Hello again,
When I said the guardian is in a good state, I meant that I did not agree with most of the proposed changes and I had already written why.
This is what Jonathan Sharp had to say about the profession as seen in the December 14 Update Notes: “The Guardian is a heavy armor class who relies on boons to make up for their low levels of innate health. They focus on area control and punishing enemies for the position on the battlefield. We want them to feel very powerful when their boons are active, but if those boons are removed, they will start to feel pressure. They can remove conditions more easily than the Warrior, but share the Warrior’s need to be in melee range to dole out maximum damage.”
Maybe I was not clear in my lengthy post, but since the guardian is a class that requires to be in melee range to be most effective and feel very powerful when their boons are active, it is natural for them to take 30 in valor to get more armor and also a trait that heals when applying boons. Guardian players are just playing to the profession’s strength.
People seem to have a problem with taking 30 in valor or honor because they see it more of a bunker/supportive trait line. Over time, some may get bored of this role especially after playing hundreds of hours and that is understandable, but inherently guardians were meant for this role to “feel very powerful” when applying boons and removing conditions from teammates. I for one am glad that guardians have a specialized role, unlike the warrior which can roam but are not as good as thieves and elementalists, and also can bunker but not as well as the guardian.
Making zeal and radiance grandmaster traits as viable as altruistic healing will put the class over the top. How can you change any of the grandmaster traits in those lines to compete with a trait that synergizes so well with the guardian’s strength—boons and condition removal? For thought: would placing any of AH, MF, PoV in those two lines satisfy people?
Are the minor and major traits in those lines viable? I believe so: they provide enough diversity for one to play a more offensive support role if one pleases. And the skill balancers also realize this: in the December 14 patch they made binding jeopardy and blind exposure more worthwhile to take.
As for the weapons, I find them to be “good.” However, this is semantics and some people may want more from a weapon. What you cannot argue though is the fact the staff is a great support weapon. Taking 2-H mastery, symbols are larger, and just eating a chocolate omnomberry cream will give you almost permanent swiftness to your entire WvW zerg and twelve stacks of might to your party. Line of warding is amazingly “good” and also fun for all sorts of WvW scenarios. The scepter “serves its purpose” as I have said—a viable ranged weapons that does decent DPS and that has an extremely hard to dodge 3 second immobilize/3 stacks of vulnerability (untraited). Again, what more exactly did people want?
Stating that anything in WvW with lots of “white hit” (a zerg) is skillbased is also rubbish. In those cases I run around like a chicken with my staff critting 1.2 k to everything around me just once or twice with auto attack and get twice as many loot bags compared to when I use any other weapon.
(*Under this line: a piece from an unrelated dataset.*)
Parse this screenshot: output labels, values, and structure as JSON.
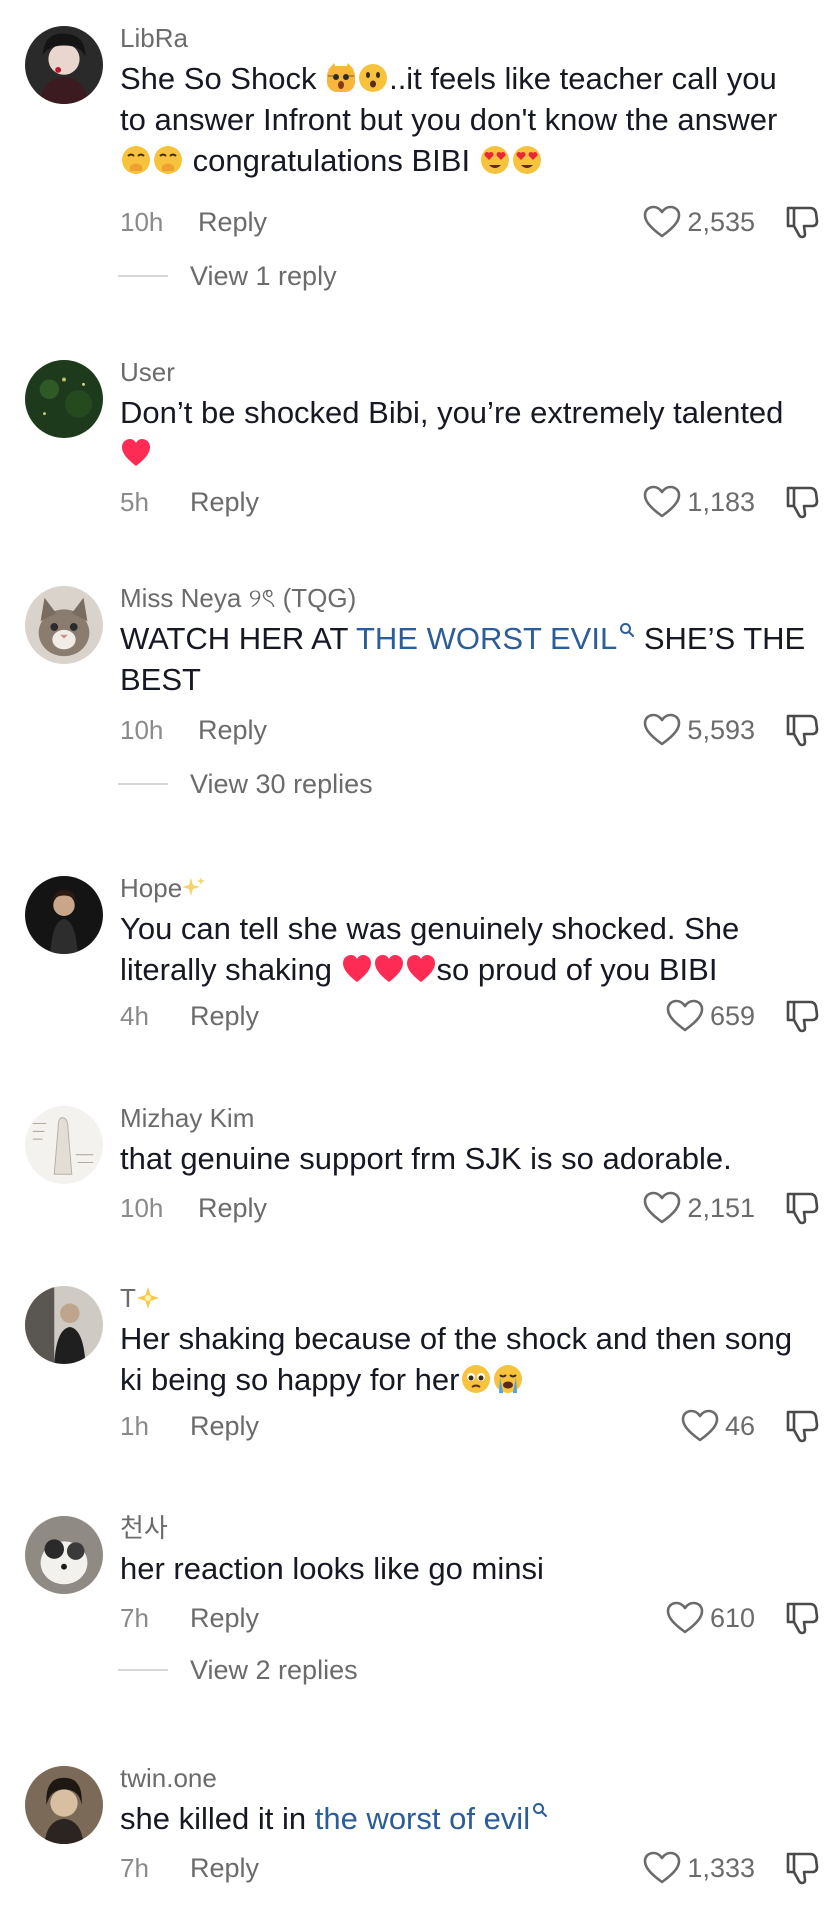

Forget aegis, you want a different mechanic entirely in those cases (try wall of reflection, sanctuary, or ele’s swirling winds). Aegis is fine.
Just because you play tankish does not mean you are excluded from being offensive. You may not be critting like a thief or warrior (and I don’t think that was the intention of the designer) but you can make up for it by stacking your might boons or using blinds against key skills or using knockbacks, wards, immobilizes to control the playing field. You have traits in zeal and radiance that improve those immobilizes and blinds that give you diversity in play styles.
I see the guardian not as a jack-of-all-trades profession but one that is highly specialized with enough diversity to keep it still fun to play after these many hours. People may call me out for being “indifferent,” but I still stand by the belief that the profession is fine as it is besides some minor bugs.